As discussed in my previous post, a few years ago, a sanitation district used eminent domain to construct a large sewer pipe across the length of a property belonging to one of our clients. During an eminent domain action, the government entity acquiring the property must compensate the landowner for the fair market value of the property taken. If only a portion of the owner’s land is taken, the government must also compensate the owner for the resulting loss in value of the remaining property. The value of the land depends on its “highest and best use” rather than the owner’s actual use of the property at the time of the take. One of the first steps in any real estate valuation process is determination of the highest and best use of the site, and when an appraiser is determining damages, the highest and best use must be determined both before and after the change.

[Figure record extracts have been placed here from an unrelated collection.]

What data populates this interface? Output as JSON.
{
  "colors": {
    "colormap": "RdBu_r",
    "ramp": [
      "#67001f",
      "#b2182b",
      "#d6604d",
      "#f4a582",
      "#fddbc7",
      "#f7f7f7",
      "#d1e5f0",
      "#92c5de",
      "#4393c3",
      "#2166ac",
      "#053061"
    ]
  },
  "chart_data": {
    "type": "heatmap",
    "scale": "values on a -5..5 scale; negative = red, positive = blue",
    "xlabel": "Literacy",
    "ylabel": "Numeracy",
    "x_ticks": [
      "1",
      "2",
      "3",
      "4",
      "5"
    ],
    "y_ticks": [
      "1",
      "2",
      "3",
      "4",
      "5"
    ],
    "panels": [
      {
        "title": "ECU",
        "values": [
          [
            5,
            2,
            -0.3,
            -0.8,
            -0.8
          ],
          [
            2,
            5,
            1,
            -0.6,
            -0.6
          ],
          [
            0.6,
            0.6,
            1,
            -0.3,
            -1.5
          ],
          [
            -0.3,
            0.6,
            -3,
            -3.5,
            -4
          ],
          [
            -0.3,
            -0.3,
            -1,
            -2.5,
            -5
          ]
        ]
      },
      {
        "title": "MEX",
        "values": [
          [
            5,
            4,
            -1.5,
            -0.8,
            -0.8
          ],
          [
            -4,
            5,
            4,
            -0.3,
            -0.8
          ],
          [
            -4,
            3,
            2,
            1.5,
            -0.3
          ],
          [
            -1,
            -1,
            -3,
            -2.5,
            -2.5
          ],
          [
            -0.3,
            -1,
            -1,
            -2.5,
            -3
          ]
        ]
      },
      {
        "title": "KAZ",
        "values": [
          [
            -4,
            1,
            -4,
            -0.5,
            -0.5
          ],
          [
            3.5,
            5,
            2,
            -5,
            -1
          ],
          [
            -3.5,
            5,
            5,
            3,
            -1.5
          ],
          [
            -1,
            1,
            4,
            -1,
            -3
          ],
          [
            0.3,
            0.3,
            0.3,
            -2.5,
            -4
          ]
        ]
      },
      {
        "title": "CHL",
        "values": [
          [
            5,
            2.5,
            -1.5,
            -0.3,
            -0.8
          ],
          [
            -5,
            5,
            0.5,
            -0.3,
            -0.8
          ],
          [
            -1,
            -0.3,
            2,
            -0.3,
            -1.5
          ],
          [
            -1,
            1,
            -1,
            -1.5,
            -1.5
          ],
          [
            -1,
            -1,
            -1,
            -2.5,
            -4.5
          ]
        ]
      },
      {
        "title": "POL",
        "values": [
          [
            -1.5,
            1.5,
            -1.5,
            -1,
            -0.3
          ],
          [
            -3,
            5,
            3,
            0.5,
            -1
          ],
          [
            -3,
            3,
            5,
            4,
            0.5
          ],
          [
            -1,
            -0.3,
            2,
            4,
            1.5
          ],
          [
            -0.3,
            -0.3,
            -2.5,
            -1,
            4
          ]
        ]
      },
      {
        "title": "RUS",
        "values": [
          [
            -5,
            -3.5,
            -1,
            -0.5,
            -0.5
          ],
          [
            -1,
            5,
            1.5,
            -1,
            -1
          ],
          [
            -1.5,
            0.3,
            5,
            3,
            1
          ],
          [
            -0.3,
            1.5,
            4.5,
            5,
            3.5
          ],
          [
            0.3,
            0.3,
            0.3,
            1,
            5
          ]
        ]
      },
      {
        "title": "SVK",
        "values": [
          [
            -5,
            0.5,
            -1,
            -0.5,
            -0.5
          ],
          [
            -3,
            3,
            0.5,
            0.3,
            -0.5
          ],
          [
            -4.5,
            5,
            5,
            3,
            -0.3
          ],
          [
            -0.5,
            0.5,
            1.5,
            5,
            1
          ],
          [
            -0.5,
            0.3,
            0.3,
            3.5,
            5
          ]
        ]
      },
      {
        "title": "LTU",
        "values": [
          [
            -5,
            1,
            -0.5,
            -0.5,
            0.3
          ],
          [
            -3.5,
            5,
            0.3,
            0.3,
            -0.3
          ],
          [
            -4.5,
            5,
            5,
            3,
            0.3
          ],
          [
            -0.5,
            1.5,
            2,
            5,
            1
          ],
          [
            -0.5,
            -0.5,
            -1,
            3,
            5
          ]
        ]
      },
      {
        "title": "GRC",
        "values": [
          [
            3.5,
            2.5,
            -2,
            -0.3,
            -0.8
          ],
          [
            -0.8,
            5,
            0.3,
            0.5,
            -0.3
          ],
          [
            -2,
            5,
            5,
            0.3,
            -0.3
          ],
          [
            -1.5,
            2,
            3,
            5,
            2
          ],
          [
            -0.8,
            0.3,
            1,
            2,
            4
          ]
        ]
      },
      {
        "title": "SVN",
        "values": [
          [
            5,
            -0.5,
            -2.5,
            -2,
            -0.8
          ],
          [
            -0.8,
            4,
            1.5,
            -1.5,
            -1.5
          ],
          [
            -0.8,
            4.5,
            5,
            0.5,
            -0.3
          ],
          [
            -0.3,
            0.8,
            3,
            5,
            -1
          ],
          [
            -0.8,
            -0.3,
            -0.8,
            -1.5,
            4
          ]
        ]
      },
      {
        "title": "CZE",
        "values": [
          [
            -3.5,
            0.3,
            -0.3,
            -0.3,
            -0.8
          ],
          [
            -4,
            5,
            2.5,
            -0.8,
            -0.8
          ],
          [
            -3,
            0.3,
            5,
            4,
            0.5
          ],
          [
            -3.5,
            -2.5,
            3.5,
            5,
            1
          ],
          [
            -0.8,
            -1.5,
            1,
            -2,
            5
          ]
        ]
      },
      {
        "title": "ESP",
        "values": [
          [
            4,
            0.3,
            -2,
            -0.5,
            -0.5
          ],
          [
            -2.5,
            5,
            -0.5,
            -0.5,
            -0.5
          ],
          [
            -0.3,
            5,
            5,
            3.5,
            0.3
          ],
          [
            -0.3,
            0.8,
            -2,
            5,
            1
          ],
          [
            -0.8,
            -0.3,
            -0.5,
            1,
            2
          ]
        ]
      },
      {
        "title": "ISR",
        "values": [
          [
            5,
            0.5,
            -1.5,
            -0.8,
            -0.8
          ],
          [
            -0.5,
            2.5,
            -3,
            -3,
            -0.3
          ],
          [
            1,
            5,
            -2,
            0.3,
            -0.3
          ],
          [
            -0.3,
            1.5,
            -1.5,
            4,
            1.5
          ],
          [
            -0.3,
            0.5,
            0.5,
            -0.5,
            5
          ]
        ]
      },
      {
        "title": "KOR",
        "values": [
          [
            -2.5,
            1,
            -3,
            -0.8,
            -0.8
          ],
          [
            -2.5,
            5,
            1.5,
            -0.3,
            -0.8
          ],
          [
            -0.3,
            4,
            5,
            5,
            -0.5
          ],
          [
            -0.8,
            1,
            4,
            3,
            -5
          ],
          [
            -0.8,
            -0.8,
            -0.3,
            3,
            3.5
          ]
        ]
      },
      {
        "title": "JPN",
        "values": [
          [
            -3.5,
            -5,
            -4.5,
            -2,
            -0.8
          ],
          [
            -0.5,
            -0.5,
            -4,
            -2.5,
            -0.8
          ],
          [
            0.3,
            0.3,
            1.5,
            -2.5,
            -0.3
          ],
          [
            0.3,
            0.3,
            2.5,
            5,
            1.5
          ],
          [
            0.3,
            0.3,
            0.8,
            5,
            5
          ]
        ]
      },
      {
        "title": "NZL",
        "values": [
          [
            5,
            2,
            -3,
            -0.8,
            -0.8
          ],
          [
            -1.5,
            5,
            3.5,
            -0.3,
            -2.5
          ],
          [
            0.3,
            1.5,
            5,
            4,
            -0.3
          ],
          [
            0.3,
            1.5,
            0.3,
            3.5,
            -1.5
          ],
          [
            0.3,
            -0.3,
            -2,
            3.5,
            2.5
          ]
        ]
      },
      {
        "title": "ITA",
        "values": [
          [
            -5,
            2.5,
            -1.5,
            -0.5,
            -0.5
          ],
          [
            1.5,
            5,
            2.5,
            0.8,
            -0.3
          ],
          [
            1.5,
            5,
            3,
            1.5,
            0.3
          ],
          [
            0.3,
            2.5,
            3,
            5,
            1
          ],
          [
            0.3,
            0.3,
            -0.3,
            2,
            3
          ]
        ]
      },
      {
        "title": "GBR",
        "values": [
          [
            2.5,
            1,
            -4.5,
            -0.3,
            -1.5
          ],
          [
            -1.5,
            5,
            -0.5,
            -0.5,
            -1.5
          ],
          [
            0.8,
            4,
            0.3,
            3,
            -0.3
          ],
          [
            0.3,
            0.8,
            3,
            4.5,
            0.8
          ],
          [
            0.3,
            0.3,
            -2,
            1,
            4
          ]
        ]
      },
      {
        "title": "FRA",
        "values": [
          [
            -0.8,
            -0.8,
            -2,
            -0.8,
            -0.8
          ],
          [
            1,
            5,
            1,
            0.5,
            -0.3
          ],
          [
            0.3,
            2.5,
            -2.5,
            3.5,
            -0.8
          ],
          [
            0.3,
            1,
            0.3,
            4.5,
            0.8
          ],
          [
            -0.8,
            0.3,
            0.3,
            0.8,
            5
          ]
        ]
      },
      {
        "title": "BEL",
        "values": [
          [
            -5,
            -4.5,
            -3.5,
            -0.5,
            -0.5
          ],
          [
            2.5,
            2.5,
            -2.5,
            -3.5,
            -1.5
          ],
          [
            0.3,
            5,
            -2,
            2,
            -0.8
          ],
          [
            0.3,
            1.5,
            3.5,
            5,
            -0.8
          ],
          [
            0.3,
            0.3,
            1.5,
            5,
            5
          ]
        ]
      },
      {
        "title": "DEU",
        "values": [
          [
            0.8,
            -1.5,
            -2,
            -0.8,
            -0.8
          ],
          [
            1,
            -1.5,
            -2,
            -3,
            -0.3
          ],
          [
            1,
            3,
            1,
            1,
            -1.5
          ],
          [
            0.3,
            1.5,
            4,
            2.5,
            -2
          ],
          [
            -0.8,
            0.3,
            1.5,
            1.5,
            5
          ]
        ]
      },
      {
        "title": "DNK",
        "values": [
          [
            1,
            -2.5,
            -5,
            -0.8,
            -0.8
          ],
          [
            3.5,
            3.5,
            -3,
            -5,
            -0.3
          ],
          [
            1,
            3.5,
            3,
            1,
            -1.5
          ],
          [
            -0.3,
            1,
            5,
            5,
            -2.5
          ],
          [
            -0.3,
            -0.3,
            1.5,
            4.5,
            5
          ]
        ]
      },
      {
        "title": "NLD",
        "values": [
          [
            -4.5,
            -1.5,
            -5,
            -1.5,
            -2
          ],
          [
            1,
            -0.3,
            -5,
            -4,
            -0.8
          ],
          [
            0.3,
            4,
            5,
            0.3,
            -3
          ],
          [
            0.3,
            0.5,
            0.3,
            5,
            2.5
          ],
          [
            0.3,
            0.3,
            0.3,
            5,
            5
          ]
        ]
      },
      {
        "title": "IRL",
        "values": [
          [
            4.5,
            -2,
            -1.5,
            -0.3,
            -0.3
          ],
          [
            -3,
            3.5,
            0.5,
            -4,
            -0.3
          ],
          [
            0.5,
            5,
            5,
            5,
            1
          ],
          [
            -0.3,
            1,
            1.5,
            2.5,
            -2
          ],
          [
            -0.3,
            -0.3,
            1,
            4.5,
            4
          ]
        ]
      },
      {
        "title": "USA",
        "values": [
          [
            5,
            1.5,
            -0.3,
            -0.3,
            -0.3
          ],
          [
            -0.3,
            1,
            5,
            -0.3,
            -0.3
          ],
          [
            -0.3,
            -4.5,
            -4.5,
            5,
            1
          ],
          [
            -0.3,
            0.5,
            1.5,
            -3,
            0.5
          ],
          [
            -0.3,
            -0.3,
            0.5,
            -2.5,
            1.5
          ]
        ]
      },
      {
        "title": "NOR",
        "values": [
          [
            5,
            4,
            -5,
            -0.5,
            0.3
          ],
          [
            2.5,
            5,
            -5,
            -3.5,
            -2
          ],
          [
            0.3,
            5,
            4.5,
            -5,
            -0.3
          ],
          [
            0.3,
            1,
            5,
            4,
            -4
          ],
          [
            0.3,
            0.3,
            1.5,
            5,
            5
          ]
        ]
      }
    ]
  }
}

The sanitation district offered the property owners compensation for the take based on two appraisals, both between $250,000 and $350,000. The owners’ appraiser developed a compensation of more than $3 million. With the disparity in these figures being a factor of 10, a legal battle ensued regarding whether or not the take would change the highest and best use of the property. Was the estate a trophy property that would be damaged by the take and therefore become farmland, or had it always been farmland? Greenfield Advisors was contacted to help resolve this controversy.

We found that prior to the take, the estate was a trophy property. It would be marketed on at least a regional scale (if not nationally), and the likely buyer would be someone with uncompromising taste and value discernment. In this “before” condition, the value would be comparable to other trophy properties with historic relevance, dramatic views, wildlife, reasonable proximity to a metropolitan area, and yet isolation and grandeur.

In the “after” condition with the apparently unproven technology of a 700-foot-long sewer line with a portion sitting on a multi-story trestle with attendant industrial access and uncharaterizable risks, the property is simply unmarketable to estate buyers. At best, the property can be valued as farmland, but it is questionable whether the property can be farmed profitably, given its size and topography.

The parties settled, with the sanitation district agreeing to pay $1.75 million for the condemned portion of the estate.